Le thermalisme est un acteur économique unique au cœur de la ruralité. Aujourd’hui ce secteur qui génère des emplois non délocalisables, et qui est indispensable pour nos zones touristiques et rurales est particulièrement impacté par la crise sanitaire.  Il n’a pu fonctionner qu’à un tiers de son activité de 2019 et accuse un manque à gagner de 142 millions d’euros.

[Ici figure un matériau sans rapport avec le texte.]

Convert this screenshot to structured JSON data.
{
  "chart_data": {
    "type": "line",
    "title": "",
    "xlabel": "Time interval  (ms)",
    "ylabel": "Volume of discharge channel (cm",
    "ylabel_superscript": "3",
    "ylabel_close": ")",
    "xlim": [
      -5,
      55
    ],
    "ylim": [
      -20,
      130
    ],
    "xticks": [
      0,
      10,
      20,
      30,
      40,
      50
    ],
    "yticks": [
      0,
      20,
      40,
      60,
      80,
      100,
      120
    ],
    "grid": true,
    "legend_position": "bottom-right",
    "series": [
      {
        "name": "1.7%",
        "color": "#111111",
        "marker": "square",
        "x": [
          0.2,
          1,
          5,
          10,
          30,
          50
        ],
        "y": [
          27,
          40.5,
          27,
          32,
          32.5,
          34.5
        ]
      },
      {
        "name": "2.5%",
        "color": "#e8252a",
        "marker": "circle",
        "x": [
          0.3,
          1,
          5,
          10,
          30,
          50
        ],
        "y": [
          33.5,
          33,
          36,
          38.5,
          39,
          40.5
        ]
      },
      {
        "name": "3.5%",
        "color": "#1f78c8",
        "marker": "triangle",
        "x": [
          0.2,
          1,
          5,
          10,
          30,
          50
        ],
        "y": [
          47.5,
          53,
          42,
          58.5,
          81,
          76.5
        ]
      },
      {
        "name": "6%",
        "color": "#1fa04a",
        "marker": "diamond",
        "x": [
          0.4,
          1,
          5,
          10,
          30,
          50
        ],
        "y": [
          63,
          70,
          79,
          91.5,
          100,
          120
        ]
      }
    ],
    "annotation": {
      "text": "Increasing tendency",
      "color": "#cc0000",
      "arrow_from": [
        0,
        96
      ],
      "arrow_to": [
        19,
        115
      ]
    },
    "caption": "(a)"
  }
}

J’ai ainsi sollicité un rendez-vous avec la directrice de cabinet d’Alain Griset, ministre délégué chargé des Petites et moyennes entreprises, afin de la sensibiliser au besoin urgent d’aides supplémentaire pour cette filière en pleine croissance.

J’ai pu évoquer, le 16 décembre dernier, les grandes difficultés des établissements thermaux, les risques pour la filière et les impacts de la mauvaise santé du thermalisme sur nos territoires. A ce titre, j’ai pu préciser les demandes du secteur pour obtenir un soutien supplémentaire qui permettrait de couvrir les charges fixes des établissements.

Le cabinet s’est montré attentif à notre demande et a demandé des informations chiffrées supplémentaires.

Bon à savoir ! Les établissements thermaux en régie pourront bénéficier du dispositif de chômage partiel pour faire face à la crise. Cette décision, récemment validée par le Conseil d’Etat, fait suite à un long travail de sensibilisation par les députés du groupe d’études thermalisme et les représentants de la filière. Alors que plusieurs régies thermales à la personnalité morale ont pu bénéficier du dispositif de chômage partiel, au même titre que les établissements thermaux privés, celles dotées seulement de l’autonomie financière en étaient exclues. Avec cette nouvelle décision, elles peuvent aussi prétendre à ce dispositif pour leurs salariés de droit privé, depuis le 1er décembre.